Clicks v. Mortar

Old businesses aren't wising up like new business. This is nowhere more prominent that in the industry of turning out merchandise based around intellectual property: books, software, movies, music. IP Manufacturing. Someone dreams it up. But an industry pipes it to consumers.

A friend of mine is a Baen Books online subscriber. For a small fee (about the price of two books), he has access to new books published electronically and access to old books that may be hard to find. For a voracious reader like my friend, it's a good deal. Other publishers haven't figured it out. Here's some publication math-- some math that the publishers have forgotten:

$20.00 - The cost of a book
$11.00 - The price the book seller pays (they sometimes pay more with a guarantee of being to return unsold copies.
$10.00 - The price the publisher charges the book distributor.
$4.00 - The price to print the book (to fire blank sheets through a machine and have it come out full o' words)
$1.20 - The amount of royalties that go to the author.
$2.80 - Potential gross profit made by publishers (factor it down to allow for editorial and promotion expenses-- two things that publishers have tried to abandon).

Take a real look at these expenses.

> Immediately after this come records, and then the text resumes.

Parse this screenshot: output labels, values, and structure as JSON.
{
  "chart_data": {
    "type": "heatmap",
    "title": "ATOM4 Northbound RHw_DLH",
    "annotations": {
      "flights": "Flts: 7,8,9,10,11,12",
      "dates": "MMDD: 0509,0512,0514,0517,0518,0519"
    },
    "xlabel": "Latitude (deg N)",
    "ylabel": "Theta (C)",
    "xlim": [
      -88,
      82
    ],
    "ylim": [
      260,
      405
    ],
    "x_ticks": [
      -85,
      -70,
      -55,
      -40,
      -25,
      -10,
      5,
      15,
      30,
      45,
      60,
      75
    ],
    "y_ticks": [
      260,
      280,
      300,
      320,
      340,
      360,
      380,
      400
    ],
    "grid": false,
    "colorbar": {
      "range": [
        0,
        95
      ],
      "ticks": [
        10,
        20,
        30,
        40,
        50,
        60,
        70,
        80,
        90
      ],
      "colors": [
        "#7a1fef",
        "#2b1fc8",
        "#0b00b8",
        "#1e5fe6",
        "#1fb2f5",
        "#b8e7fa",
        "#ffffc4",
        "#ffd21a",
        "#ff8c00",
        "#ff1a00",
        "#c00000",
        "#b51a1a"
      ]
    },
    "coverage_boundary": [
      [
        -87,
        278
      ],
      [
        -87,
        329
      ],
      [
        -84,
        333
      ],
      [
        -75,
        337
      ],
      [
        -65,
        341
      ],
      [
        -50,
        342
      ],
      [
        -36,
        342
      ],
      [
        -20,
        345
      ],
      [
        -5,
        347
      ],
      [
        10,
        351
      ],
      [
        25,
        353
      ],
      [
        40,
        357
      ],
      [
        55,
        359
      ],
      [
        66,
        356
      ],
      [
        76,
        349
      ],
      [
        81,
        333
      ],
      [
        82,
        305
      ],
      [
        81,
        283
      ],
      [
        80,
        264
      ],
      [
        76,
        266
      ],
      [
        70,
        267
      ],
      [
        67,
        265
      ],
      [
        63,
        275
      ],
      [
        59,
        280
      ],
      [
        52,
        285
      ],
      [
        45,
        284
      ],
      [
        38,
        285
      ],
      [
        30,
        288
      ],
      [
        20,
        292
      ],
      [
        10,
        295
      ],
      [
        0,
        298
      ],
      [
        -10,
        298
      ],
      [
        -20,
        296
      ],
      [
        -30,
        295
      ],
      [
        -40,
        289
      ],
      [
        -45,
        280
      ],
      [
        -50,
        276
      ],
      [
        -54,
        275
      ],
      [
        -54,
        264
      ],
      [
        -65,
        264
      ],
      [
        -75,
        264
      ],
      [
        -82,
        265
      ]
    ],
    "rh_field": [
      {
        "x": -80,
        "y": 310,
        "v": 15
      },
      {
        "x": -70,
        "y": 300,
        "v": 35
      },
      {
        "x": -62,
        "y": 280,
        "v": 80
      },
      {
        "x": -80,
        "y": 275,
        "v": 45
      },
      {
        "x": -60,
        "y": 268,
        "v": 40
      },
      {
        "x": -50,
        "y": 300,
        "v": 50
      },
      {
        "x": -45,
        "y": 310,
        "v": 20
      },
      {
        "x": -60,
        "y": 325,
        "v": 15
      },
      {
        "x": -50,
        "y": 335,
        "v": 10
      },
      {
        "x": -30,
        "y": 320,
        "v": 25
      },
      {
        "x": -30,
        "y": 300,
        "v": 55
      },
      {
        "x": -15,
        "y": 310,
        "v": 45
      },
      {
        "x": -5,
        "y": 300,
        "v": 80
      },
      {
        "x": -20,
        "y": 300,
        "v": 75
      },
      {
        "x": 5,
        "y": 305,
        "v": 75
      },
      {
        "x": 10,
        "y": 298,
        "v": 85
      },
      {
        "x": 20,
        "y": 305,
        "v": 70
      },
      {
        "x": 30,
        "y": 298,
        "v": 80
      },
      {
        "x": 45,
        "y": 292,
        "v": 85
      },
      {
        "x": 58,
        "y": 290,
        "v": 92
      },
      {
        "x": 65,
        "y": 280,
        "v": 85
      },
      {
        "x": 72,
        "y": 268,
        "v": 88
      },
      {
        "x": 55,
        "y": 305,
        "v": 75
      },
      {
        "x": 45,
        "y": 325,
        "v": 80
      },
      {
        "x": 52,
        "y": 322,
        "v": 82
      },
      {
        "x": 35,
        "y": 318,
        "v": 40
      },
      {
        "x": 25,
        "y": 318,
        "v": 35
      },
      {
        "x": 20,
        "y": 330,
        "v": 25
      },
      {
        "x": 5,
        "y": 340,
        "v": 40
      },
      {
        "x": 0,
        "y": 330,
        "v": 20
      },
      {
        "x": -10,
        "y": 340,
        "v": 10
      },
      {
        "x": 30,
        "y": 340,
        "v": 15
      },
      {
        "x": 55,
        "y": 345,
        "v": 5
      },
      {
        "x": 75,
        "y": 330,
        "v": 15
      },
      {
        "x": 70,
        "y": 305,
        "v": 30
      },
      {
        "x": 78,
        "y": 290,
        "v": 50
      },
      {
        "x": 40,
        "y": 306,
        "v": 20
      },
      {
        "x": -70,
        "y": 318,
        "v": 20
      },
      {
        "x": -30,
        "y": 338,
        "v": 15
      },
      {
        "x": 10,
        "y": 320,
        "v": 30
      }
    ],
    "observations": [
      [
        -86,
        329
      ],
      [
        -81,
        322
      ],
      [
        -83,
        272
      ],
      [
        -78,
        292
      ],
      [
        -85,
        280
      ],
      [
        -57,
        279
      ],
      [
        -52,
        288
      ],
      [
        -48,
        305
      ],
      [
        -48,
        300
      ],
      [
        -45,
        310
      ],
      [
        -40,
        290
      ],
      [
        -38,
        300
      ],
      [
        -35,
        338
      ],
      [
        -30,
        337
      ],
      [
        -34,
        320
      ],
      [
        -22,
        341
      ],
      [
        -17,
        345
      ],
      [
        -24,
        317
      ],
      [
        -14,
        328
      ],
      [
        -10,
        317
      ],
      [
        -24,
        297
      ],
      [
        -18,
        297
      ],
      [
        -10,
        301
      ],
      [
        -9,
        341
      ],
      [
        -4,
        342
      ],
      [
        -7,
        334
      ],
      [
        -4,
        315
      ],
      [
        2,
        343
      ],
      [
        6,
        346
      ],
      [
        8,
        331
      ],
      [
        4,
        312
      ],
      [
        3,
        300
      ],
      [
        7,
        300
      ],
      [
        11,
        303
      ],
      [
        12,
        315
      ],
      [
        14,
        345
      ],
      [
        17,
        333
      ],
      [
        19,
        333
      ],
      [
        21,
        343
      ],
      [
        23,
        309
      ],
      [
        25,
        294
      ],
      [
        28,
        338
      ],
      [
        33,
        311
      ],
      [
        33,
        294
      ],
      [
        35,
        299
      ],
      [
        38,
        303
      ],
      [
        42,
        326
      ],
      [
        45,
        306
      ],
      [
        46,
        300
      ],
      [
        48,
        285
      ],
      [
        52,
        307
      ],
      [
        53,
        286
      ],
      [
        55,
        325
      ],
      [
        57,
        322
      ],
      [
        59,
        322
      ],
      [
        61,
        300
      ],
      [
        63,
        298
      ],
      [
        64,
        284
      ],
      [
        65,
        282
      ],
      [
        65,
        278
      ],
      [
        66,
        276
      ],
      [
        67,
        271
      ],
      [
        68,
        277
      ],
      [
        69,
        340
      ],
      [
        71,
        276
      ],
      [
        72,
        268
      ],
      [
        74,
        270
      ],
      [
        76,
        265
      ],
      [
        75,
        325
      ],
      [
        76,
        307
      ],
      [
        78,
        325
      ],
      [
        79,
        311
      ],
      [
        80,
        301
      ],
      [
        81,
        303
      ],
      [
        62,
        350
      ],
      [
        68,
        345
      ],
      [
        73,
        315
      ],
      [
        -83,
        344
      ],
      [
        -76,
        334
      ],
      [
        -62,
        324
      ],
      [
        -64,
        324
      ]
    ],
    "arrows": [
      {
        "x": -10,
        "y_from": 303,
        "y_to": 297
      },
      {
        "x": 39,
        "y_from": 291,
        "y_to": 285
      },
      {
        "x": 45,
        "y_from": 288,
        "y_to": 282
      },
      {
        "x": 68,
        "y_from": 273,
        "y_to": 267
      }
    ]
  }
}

When you publish an electronic edition, most of these expenses go out the window. From the publisher's perspective what you're left with is $1.20 in royalties and $2.80 in gross expenses/profit expectations. If a publisher were to output electronic editions, they could sell them for $4.00 and make as much profit as before. Heck, add in $1.00 per copy to cover e-commerce handling fees and bandwidth charges. There is the argument that people look for books in stores and electronic editions may not sell as well. I don't agree with that argument. In a store, people are willing to pay full price to walk out with a print edition. Online, they want the information for free. If you drop the print edition print, the chance of a sale goes up. If you attach a price to a web edition, the chance of a download goes down. But, if the online sale price is close to nothing (e.g. $5 for 400+ pages of material), there is still a good chance that someone will buy it. While specialty items like computer books and gaming books may see 10,000 copies sold, if they're peddled to hundreds of millions of potential customers, a publisher could sell more than 10,000 copies and reap more money than a print edition. If you look around for electronic editions, what do you find? 20% off of the paper edition. Gimme a break. You're saving 80% of the overhead and you're going to pass on 1/4 of that savings to me? Why not you just keep the book, take a bath on it and I'll buy it from a discount bin next year? Then we've killed some trees, I've lost the immediacy of ownership and you have no profit?

Recently there was a micro-furor over Galactic Civilizations II. Somehow word got out that the software producer was encouraging piracy. Not so. But, really they sort of are. You can go into the store and buy a copy for $40 from EB Games or download a copy for $45 from the GalCiv site. EB Games' distributor bought it for $20-25. GalCiv's makers had to hand the box-printer-CD-burner-people $10 to print the physical edition. Why, oh, why should this cost $45 to download and not $15? My only theory is that they are fearful of honking off the distribution chain that doubles as their promotional chain. They should take that risk. People unwilling to spend $40 or $45 are spending $0 to get the game. That's likely to honk off everyone except the gamer.

What spurred this rant was Movielink. They are offering you the chance to download their movies for approximately the cost of buying them in a store. The copy you buy in a store fits on a DVD and its packaged and it might have snazzy labelling. The copy you download chews up 4GB of disk space. If your drive gets nuked, you lose the movie you paid for. If you want to copy that movie onto a disk for viewing, say, a TV: too bad. Burnable DVDs have less capacity than commercial DVDs to thwart piracy. If I were to download something illegally, the poster would have compressed it for me so it could fit on a disk. If it got nuked: who cares. I didn't pay for it. You know the formula above for books? The formula for DVDs is waaaaay more skewed. Of the $30 retail for a movie, $3 goes into the physical part of the purchase (disk, case, label). About $8-12 ends up in the pocket of the studios.

Hollywood and IP manufacturers need to figure out that pricing is the only weapon in use. The freebies on the net are hard to find and carry the stigma of being illegal. But they're free. People may not spend $30 for store bought copy. They are less likely to spend $28 for a downloaded copy that clogs their hard drive. But, if you were to offer up a copy for $10, people may go for it. The retailers and traditional distributors will go the way of the typewriter, but the manufacturers will stay in the game.